How it works
The biosensor is the latest adaptation of microfluidic lab-on-a-chip technology developed in RMIT’s MicroNano Research Facility.
A microfluidic chip contains tiny channels, pumps and processors, enabling precise and flexible manipulation of fluids. Essentially, microfluidics does for fluids what microelectronics does for information - integrating vast quantities of tiny processing elements into a small chip that is portable, fast and can be produced quickly and efficiently.
The new cost-effective and scaleable technology is lightweight and portable, combining microfluidics with nanophotonics.
Compatible with traditional microscopes, the biosensor is a thin glass slide coated with a gold film, perforated with billions of tiny nanoholes arranged in a specific pattern. These nanoholes transmit a single colour of light, due to an optical phenomena known as the plasmonic effect.
By observing the colour transmitted, researchers can determine the presence of minute quantities of specific chemicals on a slide without any external labels. This detection method enables the continuous monitoring of the chemicals produced from a single cell in real time.
The nanophotonic sensor is coupled to a microfluidic integrated circuit with fluid channels about the size of a human hair. The circuit includes valves to isolate the cell and concentrate its secretions, and systems to regulate the temperature and humidity to sustain the cell.
The work is a collaboration between the laboratory of Bionanophotonic Systems at EPFL, Switzerland, the Integrated Photonics and Applications Centre in the School of Engineering at RMIT and Ludwig Institute for Cancer Research, Switzerland.

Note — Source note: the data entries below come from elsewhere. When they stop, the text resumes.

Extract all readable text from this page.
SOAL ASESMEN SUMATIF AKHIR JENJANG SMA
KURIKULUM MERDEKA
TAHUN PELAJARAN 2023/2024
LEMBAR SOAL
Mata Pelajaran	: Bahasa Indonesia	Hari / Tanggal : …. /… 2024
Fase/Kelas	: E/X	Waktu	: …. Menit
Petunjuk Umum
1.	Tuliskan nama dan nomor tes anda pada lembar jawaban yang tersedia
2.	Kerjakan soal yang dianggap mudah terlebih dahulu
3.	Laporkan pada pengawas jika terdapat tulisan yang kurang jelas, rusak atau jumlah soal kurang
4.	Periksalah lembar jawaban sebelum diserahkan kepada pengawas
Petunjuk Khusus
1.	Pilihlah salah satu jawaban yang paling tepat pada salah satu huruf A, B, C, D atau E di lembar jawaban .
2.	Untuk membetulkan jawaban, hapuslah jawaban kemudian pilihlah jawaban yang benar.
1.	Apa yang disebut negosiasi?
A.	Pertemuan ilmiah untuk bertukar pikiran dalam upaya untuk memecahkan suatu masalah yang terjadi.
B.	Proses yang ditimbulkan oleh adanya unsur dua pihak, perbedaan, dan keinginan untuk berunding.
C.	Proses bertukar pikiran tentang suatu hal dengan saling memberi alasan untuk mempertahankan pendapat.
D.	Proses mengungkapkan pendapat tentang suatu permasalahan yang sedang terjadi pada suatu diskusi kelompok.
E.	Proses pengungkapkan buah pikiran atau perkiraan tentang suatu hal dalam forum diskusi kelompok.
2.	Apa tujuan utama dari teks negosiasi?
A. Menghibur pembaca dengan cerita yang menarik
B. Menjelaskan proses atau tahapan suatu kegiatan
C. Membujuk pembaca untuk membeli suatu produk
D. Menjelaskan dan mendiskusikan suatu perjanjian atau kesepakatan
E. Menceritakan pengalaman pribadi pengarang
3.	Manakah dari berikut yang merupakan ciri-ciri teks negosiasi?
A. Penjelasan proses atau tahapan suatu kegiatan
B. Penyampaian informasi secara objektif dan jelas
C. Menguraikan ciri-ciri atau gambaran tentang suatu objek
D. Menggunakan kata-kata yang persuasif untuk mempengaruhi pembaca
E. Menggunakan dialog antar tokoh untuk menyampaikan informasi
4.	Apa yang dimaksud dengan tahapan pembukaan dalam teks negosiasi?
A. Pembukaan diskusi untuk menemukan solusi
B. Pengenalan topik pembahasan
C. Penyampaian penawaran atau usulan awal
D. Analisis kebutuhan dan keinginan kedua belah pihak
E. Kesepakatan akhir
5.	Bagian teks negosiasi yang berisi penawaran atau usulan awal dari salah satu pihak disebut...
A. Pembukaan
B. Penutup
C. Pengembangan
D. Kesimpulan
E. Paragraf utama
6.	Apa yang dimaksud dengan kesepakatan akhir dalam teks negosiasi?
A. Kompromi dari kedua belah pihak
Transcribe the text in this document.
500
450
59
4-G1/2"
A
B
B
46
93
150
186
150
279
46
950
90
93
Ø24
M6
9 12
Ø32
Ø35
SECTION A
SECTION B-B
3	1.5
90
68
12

RMIT microfluidic chips have been pivotal in enabling research across a range of areas - from water quality monitoring to the development of point-of-care blood tests for suspected heart attacks that could deliver results while a patient is still in an ambulance.
The paper, “Label-free optofluidic nanobiosensor enables real-time analysis of single-cell cytokine secretion” is published in Small (DOI: 10.1002/smll.201800698).